Las demandas de cese no sólo provienen de la clase política, sino también del estamento militar. Algunos generales sostienen que la decisión de vender las acciones precipitadamente revela que Halutz no confiaba en una victoria rápida del Ejército y preveía que la guerra se iba a traducir en pérdidas significativas para los inversores.
Los militares consideran que Halutz cometió una falta «ética» de gran calado mientras morían soldados en Líbano y el Ejército se las veía y se las deseaba para rescatar los cadáveres de los soldados que sin éxito entraron en Líbano en las horas siguientes a la captura.
Devaluación
Halutz admitió que vendió sus acciones en el día y la hora que indicaba el diario 'Maariv', pero en su defensa alegó que no se deshizo de ellas a causa de la guerra, sino porque con anterioridad al 12 de julio se devaluaron significativamente.
El valor de las acciones era de aproximadamente 24.000 euros el 12 de julio y Halutz perdió con anterioridad a esa fecha casi 5.000 euros.
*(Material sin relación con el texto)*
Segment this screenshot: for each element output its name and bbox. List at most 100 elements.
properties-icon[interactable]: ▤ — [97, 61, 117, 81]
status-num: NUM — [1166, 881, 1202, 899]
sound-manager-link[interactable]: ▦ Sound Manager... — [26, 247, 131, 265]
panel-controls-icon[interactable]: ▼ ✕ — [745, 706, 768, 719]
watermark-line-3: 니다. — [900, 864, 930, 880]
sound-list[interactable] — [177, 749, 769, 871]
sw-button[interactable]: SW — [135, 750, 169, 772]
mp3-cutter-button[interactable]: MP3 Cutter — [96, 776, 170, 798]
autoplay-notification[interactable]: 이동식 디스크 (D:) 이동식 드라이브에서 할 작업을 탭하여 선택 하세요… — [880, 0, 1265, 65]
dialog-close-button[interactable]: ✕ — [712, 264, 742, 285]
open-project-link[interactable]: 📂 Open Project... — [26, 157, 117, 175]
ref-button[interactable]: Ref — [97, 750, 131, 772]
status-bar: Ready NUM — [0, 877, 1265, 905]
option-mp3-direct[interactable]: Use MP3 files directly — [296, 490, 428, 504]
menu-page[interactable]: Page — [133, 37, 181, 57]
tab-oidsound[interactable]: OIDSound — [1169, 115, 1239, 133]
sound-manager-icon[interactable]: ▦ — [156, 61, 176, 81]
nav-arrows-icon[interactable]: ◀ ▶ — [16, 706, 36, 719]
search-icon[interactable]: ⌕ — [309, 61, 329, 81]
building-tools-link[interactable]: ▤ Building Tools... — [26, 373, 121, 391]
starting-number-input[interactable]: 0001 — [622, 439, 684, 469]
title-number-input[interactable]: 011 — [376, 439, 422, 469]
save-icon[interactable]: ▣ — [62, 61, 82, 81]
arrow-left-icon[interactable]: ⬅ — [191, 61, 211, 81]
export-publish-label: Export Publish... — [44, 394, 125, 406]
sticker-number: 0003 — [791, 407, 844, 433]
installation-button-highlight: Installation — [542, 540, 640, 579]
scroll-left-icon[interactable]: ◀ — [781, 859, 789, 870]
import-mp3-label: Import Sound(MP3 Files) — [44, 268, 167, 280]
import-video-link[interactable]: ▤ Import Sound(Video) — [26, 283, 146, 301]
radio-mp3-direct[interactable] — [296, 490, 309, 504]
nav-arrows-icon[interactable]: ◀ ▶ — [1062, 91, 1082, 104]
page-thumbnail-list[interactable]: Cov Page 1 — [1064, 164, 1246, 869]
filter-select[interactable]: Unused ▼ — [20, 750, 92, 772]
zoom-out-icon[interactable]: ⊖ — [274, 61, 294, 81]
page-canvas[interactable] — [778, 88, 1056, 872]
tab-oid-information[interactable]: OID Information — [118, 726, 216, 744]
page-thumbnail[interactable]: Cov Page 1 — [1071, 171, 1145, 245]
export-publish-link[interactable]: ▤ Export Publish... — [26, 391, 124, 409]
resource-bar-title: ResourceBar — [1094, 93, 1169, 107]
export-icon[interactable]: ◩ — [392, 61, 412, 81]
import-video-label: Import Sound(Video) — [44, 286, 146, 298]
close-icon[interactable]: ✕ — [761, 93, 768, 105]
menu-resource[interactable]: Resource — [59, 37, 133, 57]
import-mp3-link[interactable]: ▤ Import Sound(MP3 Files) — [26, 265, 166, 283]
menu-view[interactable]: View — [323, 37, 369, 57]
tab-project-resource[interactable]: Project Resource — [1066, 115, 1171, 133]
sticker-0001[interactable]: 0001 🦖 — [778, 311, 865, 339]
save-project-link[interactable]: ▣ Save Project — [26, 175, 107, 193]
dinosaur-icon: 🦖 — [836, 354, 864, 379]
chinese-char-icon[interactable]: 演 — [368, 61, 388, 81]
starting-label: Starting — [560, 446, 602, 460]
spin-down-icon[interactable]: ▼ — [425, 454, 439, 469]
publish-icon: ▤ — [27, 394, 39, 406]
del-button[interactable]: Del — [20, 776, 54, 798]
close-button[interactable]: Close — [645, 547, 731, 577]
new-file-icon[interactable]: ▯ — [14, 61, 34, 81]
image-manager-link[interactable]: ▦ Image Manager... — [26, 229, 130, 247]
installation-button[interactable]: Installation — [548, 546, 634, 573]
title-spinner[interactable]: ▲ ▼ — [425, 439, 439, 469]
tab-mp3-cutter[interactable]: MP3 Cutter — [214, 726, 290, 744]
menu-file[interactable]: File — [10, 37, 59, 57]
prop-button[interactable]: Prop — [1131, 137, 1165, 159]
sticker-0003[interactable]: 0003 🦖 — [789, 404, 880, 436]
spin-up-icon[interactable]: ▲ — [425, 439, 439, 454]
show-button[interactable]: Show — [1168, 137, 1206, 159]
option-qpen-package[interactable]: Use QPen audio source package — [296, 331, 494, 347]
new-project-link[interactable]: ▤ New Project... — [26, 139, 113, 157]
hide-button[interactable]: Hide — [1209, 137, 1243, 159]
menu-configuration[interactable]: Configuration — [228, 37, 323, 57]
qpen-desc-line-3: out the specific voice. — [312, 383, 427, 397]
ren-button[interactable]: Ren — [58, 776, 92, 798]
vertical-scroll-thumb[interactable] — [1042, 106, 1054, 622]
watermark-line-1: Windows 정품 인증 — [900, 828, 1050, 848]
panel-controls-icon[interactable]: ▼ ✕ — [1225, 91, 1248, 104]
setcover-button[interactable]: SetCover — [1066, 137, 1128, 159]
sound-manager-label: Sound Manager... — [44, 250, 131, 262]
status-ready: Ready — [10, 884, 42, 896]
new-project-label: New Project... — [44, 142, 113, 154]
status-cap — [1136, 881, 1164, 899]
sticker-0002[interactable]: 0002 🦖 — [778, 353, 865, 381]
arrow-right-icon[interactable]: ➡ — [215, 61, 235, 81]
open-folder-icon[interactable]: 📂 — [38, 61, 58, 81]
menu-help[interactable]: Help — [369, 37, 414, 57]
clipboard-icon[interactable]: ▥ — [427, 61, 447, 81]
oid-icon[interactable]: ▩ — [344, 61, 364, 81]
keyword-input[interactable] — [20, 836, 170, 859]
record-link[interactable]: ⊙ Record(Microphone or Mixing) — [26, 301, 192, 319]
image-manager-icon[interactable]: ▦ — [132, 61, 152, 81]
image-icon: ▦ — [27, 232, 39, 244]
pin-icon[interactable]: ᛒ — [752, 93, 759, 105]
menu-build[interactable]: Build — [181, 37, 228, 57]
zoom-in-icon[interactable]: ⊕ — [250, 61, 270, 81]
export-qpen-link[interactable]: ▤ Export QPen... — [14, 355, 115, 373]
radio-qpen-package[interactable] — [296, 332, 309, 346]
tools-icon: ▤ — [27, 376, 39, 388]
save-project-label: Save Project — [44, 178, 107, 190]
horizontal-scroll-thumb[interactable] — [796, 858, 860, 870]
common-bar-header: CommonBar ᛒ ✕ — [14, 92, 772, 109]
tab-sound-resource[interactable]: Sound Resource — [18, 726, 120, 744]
Quienes exigen su dimisión sostienen que Halutz se aprovechó de su cargo y del conocimiento que le daba para estar al tanto de información privilegiada para vender los valores antes de que se devaluaran más con el inicio de la guerra.
Estas críticas se suman a las que Halutz recibe por la marcha de la guerra y por haber confiado demasiado en la fuerza aérea, a la que él pertenece, en detrimento de la infantería, que sólo entró en Líbano cuando quedó claro que los aviones no podían terminar con Hezbolá.